The pictured map shows central Chippenham mainly to the right of the page and Rowden to the bottom left. You'll also see an area called Lowden to the centre and top left of the picture. Rowden and Lowden, together with Sheldon - which would be even further to the left if the map extended that far - are some of the areas of land which originally formed the royal manor of Chippenham.
In the 12th century this was divided into parcels of land and thus the manors of Lowden, Rowden and Sheldon were born. In addition, there was the town of Chippenham, which for some reason was attached to Sheldon Manor despite it being the most westerly of the three. Other parcels of land were granted to religious houses, such as the lands which eventually became Monkton Manor (top right) and Allington (not pictured).
During the middle ages Sheldon Manor was the most prosperous of the three until its village was decimated by the plague and became a 'deserted village'. The manor house itself still exists and is the longest continuously inhabited place in Wiltshire. Its gardens are open to visitors and I spent a glorious afternoon there once - well before I started this blog (note to self: must go there again).
Lowden Manor was the smallest of the three and its history isn't that well documented. Rowden Manor prospered until it was destroyed during the Civil War. A farm was built on the site which today bears the name Rowden Manor: in the property for sale pages at least.
These places still live on in the names given to schools (Sheldon), roads (Rowden and Lowden) and areas of the town (Lowden) as Chippenham has since grown to claim all but Sheldon's land back into its fold. They join with other areas such as Pewsham (once a royal hunting forest), Monkton Park (Monkton Manor) and the two Cepen Parks (north and south - modern housing estates called after an old name for Chippenham) to give Chippenham its 'burbs'.

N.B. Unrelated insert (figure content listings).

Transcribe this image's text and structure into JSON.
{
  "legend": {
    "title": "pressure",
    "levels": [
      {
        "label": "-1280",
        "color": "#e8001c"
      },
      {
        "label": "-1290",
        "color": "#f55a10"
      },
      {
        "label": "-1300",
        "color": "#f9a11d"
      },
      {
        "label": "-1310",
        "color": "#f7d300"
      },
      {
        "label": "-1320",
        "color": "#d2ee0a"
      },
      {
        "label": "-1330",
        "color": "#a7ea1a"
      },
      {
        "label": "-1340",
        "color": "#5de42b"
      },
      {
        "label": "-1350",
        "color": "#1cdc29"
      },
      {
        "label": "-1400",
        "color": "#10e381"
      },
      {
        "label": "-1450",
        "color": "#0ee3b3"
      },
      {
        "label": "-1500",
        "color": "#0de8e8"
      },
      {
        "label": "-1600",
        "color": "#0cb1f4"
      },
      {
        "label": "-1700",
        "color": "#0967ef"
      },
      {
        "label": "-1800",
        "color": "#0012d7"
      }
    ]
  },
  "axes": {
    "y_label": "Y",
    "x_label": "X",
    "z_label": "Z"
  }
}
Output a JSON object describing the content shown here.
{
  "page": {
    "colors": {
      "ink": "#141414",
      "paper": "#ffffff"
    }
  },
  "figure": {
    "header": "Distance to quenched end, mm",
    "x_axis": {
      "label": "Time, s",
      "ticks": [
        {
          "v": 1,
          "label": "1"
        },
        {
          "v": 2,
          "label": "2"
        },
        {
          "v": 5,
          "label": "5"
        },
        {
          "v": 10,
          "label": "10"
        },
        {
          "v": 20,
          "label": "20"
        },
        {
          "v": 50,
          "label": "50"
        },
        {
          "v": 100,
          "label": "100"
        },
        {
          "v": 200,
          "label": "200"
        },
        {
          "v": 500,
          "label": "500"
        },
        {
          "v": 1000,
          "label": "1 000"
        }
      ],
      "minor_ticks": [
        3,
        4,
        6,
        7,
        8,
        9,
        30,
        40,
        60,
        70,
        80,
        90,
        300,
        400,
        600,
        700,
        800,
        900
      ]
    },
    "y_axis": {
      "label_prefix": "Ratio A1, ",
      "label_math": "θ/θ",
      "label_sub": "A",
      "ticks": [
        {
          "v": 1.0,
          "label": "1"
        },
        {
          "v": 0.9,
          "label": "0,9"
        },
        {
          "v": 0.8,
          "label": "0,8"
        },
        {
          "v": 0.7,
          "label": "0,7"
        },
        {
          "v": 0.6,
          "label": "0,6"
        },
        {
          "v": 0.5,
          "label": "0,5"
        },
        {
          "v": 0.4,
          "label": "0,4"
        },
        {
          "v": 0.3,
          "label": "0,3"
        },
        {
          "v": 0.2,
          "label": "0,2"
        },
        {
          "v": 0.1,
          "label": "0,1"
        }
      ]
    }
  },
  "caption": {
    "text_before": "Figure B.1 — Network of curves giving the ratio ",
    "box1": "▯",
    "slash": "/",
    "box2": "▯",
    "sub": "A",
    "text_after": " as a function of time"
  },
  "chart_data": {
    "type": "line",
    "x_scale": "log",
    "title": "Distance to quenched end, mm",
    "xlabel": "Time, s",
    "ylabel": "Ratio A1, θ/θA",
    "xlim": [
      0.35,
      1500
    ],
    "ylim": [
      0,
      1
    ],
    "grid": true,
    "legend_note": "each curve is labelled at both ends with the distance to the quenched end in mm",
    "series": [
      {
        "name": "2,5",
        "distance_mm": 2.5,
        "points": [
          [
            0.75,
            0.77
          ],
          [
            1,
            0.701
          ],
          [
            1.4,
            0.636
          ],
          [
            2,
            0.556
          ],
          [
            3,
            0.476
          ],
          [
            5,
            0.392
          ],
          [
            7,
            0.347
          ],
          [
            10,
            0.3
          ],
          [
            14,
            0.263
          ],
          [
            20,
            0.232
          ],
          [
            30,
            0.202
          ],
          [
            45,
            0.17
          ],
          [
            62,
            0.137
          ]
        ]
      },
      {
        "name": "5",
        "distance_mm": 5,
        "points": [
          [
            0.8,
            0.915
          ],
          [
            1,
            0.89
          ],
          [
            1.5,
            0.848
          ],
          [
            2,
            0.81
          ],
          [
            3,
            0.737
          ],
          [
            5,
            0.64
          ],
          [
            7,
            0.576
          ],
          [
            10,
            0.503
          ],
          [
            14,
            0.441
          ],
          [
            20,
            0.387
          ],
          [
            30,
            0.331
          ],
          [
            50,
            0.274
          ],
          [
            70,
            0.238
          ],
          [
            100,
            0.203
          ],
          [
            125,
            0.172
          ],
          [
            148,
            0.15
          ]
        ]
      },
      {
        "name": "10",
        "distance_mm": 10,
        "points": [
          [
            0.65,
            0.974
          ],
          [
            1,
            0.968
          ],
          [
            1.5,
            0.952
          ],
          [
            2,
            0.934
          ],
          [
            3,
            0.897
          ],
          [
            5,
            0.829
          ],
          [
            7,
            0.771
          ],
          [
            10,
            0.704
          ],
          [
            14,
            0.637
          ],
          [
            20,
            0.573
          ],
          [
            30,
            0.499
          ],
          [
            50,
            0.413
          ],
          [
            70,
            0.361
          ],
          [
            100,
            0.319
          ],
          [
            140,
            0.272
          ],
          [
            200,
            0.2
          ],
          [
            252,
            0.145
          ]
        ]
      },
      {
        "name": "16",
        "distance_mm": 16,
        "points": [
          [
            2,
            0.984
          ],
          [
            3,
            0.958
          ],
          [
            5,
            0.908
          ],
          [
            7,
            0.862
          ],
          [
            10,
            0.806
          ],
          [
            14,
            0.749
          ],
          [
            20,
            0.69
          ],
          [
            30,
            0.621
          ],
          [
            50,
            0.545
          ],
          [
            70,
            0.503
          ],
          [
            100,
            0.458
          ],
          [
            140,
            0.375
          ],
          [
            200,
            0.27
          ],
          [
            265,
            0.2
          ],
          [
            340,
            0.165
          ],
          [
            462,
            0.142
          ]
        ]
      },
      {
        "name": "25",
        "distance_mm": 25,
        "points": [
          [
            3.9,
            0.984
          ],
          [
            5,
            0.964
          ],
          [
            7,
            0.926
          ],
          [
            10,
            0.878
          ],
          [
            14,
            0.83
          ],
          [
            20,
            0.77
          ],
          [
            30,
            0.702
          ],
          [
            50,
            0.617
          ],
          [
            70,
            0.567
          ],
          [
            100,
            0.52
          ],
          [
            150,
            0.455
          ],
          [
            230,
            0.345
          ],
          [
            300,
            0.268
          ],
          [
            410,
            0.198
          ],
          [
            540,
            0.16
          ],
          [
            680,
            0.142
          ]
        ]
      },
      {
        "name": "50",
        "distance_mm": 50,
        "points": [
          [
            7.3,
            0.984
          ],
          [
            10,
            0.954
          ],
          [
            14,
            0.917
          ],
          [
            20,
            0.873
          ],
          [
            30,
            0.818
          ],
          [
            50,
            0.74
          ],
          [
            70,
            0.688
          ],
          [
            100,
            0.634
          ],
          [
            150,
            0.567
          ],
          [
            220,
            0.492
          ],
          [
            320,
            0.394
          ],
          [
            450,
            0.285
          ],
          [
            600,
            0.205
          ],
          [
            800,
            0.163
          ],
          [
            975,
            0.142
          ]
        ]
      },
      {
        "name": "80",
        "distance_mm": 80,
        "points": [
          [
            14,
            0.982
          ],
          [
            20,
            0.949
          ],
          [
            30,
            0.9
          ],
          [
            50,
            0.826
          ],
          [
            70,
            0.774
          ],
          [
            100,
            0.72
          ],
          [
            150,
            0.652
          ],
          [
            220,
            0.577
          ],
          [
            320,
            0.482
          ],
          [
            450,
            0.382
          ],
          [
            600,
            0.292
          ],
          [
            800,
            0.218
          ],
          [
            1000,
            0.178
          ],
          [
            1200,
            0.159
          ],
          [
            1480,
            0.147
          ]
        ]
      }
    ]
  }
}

Today Chippenham is facing further expansion with various areas earmarked to provide up to 5,000 houses, which would be a significant increase for the town's size (currently approx. 30,000 to 40,000 people depending on the source used). The proposed development and the areas involved are controversial, so who knows if and when these new suburbs will be built. What's clear is this - if previous form is anything to go by - the names of any of the new estates will continue to reflect Chippenham's geography and history.
This is for ABC Wednesday and is the 18th in my series of themed posts about Chippenham.